Decorating your home for the holidays is a fun activity for the whole family. The twinkling lights and bright colours can certainly make your abode feel warm and welcoming this time of year, even when it's cold and miserable outside.

Before you start decking the halls with boughs of holly and humming O Tannenbaum at your Christmas tree, however, it might be a good idea to make sure the items you bring into your house at this time of year are safe for your pet.

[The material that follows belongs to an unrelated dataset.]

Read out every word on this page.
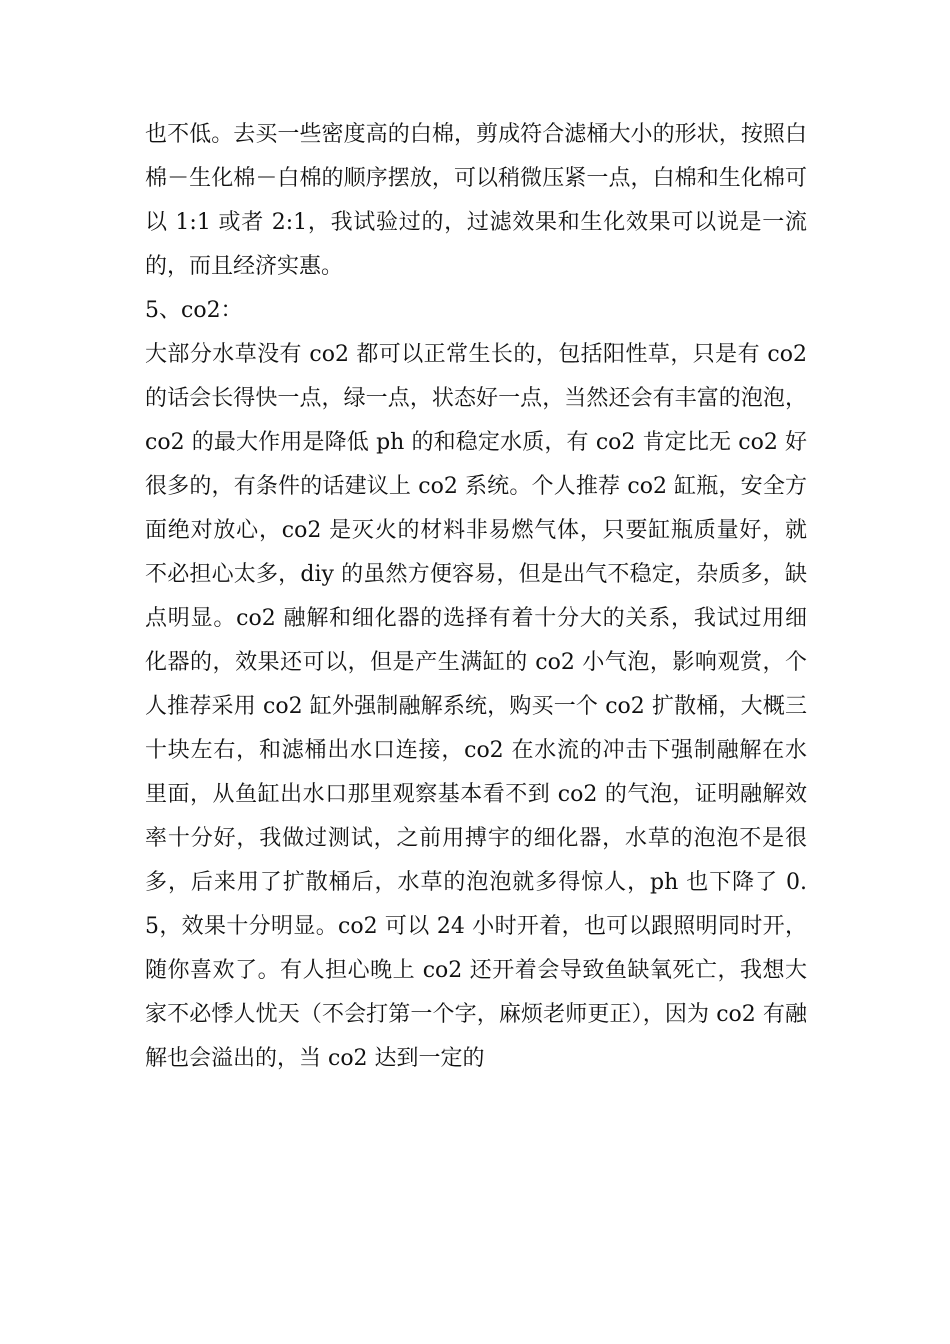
也不低。去买一些密度高的白棉，剪成符合滤桶大小的形状，按照白棉－生化棉－白棉的顺序摆放，可以稍微压紧一点，白棉和生化棉可以 1:1 或者 2:1，我试验过的，过滤效果和生化效果可以说是一流的，而且经济实惠。

5、co2：

大部分水草没有 co2 都可以正常生长的，包括阳性草，只是有 co2 的话会长得快一点，绿一点，状态好一点，当然还会有丰富的泡泡，co2 的最大作用是降低 ph 的和稳定水质，有 co2 肯定比无 co2 好很多的，有条件的话建议上 co2 系统。个人推荐 co2 缸瓶，安全方面绝对放心，co2 是灭火的材料非易燃气体，只要缸瓶质量好，就不必担心太多，diy 的虽然方便容易，但是出气不稳定，杂质多，缺点明显。co2 融解和细化器的选择有着十分大的关系，我试过用细化器的，效果还可以，但是产生满缸的 co2 小气泡，影响观赏，个人推荐采用 co2 缸外强制融解系统，购买一个 co2 扩散桶，大概三十块左右，和滤桶出水口连接，co2 在水流的冲击下强制融解在水里面，从鱼缸出水口那里观察基本看不到 co2 的气泡，证明融解效率十分好，我做过测试，之前用搏宇的细化器，水草的泡泡不是很多，后来用了扩散桶后，水草的泡泡就多得惊人，ph 也下降了 0.5，效果十分明显。co2 可以 24 小时开着，也可以跟照明同时开，随你喜欢了。有人担心晚上 co2 还开着会导致鱼缺氧死亡，我想大家不必悸人忧天（不会打第一个字，麻烦老师更正），因为 co2 有融解也会溢出的，当 co2 达到一定的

After all, you may have done all the research to ensure your pet gets the right nutrition with the raw dog food diet, or by selecting a top-quality food for your cat, but if your pet decides to nibble on the plants you bring into your home this time of year, he could become very sick.

Mistletoe

A kiss under the mistletoe is a popular Christmas tradition. However, ingesting this plant could lead to vomiting and diarrhoea, breathing difficulties, erratic behaviour and hallucinations, and it could be fatal.

Poinsettias

These plants have bright red leaves and are indigenous to Mexico. In recent years, they've become increasingly popular in the UK, but pets seem to really enjoy chewing on the foliage. And since the plants can cause irritation to the mouth and stomach, as well as vomiting, it's best to keep them out of Fluffy's reach.

Holly

Its bright red berries and deep green leaves make holly a popular holiday decoration, but consuming any part of the holly plant could lead to vomiting or diarrhoea, as well as depression.

Pine needles

The greenery from pine is all over the place during the festive season. Christmas trees, wreaths and garlands are all made from pine, creating a festive appearance and emitting a fresh scent. But if your pets eat pine needles, it could result in oral irritation, as well as lethargy, trembling and weakness in the back legs.

Lilies

Holiday bouquets can certainly make you smile, and they make excellent centrepieces at Christmas dinner. Unfortunately, one popular bloom for this time of year is a lily, and they can be extremely toxic to pets. In fact, even a small bite of some lily leaves could be fatal to cats.